Prefacio Lo que está enfrente
Ante la pregunta de si la vida merecía o no la pena, él siempre respondía que sí, y le bastaba un motivo para afirmarlo: la belleza. Otros habrían añadido más cosas a la lista: el amor, el tiempo, el deseo, el dinero, la bondad, el viento, el calor, la dicha… Pero a él le era suficiente con la belleza. Y hablaba de ríos y mares lejanos y de cosas más simples: de una cafetera italiana, de un libro o de las manzanas de Cézanne, de la imaginación y del consuelo. ¿Habríamos de considerarlo un ingenuo o bien, armonizando sutilmente su descripción, podríamos llamarlo simplemente un soñador? O un egoísta, un subjetivista violento, un pensador ramplón, un héroe estético. ¿Qué tenía su mirada para percibir lo bello por doquier? ¿Qué brillo penitente, qué mística sangrante lo condujo a supeditar su vida a la belleza, a ignorar las sombras, a perder la razón de la mirada?

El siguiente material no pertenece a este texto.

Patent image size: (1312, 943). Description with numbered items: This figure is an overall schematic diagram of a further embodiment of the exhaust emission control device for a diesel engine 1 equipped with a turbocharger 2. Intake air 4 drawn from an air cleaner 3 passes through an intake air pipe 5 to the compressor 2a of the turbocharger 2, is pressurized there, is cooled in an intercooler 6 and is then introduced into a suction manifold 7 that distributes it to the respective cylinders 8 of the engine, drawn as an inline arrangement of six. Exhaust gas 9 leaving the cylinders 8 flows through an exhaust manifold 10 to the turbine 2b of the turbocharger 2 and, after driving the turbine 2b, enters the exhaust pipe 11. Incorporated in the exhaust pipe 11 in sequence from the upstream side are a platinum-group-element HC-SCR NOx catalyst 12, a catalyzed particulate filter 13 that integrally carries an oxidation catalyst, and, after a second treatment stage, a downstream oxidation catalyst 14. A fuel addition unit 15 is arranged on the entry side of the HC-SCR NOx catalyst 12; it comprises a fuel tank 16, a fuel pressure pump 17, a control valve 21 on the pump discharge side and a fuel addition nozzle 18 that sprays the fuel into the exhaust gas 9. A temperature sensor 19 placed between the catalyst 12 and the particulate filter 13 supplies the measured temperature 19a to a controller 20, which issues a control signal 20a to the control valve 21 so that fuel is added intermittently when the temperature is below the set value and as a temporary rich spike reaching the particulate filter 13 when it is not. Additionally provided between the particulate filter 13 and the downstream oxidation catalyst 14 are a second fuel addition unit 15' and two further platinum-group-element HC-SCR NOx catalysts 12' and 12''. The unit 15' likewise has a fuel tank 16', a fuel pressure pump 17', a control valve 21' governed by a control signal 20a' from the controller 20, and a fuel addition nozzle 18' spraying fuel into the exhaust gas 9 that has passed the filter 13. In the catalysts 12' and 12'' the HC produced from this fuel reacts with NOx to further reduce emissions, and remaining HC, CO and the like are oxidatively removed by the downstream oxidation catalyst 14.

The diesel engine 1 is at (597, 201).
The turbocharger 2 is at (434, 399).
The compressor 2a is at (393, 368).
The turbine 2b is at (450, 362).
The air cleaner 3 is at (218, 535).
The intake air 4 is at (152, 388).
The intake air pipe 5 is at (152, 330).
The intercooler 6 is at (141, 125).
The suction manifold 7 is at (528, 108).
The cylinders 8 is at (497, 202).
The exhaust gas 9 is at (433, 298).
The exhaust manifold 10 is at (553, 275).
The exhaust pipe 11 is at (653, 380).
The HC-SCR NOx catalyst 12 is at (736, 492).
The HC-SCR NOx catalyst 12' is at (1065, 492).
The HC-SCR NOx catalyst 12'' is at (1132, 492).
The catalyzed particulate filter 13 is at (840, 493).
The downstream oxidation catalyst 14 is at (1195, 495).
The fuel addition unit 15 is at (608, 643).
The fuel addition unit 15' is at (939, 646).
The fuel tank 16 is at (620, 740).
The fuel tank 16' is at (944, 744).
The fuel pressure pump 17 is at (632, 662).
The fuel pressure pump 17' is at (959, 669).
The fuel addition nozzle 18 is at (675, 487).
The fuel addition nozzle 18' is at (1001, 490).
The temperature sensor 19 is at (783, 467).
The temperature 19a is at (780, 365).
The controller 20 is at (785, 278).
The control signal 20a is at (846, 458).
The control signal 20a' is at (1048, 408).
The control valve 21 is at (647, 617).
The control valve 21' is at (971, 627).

Uno de los mejores apuntes sobre la contemplación lo señaló Jean-Paul Sartre, en un texto de viajes. El filósofo visitó Venecia en múltiples ocasiones, y al final se acabó jactando de conocerla al dedillo. Le parecía el epítome de la belleza. En 1953, en un arrebato estético-existencial escribió una crónica en la que afirmaba que aquello no era una isla, sino un archipiélago. Esa dulce mentira le permitía afirmar que Venecia era imposible de mirar porque, en ese archipiélago de orillas, el objeto de deseo siempre estaba enfrente. Poco importa que nos situemos en Giudecca o en el borde de la plaza de San Marcos: siempre va a haber algo enfrente que nos convoque y que tense nuestra atención. Si ese fragmento de Sartre compone sin pretenderlo una cierta imagen de la belleza, también funciona como sinónimo de la tristeza. La vida en otra parte, siempre al otro lado. La felicidad inalcanzable y ahí enfrente, por mucho que se cruce el canal o el foso o el río; siempre presente y próxima, y, sin embargo, escindida de todas las posibilidades. Estoy casi seguro de que él no llegó a leer nunca el texto de Sartre, pero, de haberlo hecho, habría compartido la misma idea de que lo que está enfrente es lo importante. La conclusión melancólica es mía. ¿Cómo colocarse adecuadamente para la contemplación?, ¿qué posición tomar? He ahí el problema estético.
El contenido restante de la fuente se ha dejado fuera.